I Csnt bear the sense of entitlement from some.

It's just nice to be genuinely appreciated in whatever form that takes eg little token.

However when dc are younger they do need adult input and that's usually where the problems come in because it's dad who let's the side down

JenniferBarkley · 19/03/2023 09:35

I've been on here for donkeys. Every year it's the same.

A few spoiled and ungrateful posts.

Dozens of women who have had yet another reminder of how little their efforts are appreciated by their families.

And a few pious posters missing the point about the second group. I hope none of them have ever moaned about one of the smaller problems in their lives - if your friend has ever annoyed you, well how dare you complain, my best friend is dead. Likewise their dad. Remember - for all bar the most horrific bereavements, there's always someone who would prefer your problems to their own. It's ok to have a moan and let off steam.

LolaSmiles · 19/03/2023 09:37

. I don’t care about Mother’s Day or my anniversary but I am privileged to have a strong marriage and a generally thoughtful, happy thirteen year old.
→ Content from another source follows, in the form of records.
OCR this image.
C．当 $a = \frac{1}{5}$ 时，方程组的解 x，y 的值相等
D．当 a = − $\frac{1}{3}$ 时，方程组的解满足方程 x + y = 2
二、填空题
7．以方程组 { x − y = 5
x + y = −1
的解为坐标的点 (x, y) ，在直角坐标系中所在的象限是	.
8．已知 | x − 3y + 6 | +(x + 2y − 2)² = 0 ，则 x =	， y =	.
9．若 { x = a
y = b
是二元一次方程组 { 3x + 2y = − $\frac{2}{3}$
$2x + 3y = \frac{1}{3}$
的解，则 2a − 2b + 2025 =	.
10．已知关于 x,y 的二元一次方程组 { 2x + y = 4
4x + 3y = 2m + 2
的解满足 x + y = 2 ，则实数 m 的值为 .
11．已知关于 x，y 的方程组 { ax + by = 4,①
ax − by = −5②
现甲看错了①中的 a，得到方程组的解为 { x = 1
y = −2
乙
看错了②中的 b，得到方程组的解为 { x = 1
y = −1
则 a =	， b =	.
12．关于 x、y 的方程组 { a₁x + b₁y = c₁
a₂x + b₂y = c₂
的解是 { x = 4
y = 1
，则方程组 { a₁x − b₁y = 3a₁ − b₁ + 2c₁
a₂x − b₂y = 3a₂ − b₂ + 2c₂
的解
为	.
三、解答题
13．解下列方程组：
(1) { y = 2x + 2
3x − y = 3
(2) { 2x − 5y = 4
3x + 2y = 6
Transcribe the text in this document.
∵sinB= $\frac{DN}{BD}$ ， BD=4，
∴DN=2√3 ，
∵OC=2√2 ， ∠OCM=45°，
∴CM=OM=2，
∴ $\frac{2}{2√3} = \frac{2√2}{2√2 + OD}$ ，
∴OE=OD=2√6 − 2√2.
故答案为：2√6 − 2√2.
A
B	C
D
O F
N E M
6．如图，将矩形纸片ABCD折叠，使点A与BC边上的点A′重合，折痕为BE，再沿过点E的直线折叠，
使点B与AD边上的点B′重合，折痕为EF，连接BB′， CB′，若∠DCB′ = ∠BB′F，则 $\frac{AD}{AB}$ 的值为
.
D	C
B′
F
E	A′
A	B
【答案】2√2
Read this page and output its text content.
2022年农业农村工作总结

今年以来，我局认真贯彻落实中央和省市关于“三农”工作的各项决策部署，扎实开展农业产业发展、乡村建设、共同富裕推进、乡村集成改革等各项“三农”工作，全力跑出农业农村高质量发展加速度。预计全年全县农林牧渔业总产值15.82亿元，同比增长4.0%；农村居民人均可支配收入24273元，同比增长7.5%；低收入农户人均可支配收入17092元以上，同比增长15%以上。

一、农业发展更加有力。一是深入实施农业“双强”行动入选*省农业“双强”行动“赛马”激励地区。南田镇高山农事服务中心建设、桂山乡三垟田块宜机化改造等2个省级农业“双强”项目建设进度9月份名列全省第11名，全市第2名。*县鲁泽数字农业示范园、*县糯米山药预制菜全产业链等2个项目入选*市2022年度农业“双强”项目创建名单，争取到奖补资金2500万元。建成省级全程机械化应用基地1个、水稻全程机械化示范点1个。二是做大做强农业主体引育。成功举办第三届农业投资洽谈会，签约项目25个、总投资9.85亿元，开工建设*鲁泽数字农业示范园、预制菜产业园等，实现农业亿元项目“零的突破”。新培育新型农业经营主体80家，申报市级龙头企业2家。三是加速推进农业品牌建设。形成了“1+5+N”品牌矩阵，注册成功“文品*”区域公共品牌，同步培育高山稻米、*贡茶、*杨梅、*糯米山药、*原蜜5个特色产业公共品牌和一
If you feel you are not in the best place with any relationship then this day just puts the tin lid on it doesn’t it. It’s never about the lack of card or present.
Great post. Actually I was just talking to DH about some of the more bizarre posts on here today and he said something very similar.

If you're in a loving and respectful relationship where both parents do their fair share with give and take on both sides, you're probably less likely to feel like you need fancy jewellery or perfume or a lot of gifts and meal bookings and a day to be pampered in order to feel valued.
Some people in general are obsessed with gifts, buying, and equating money with love, but for some people they need to cling to the idea of the right fancy gift on mother's day because it softens the fact they're putting up with crap for the rest of the year.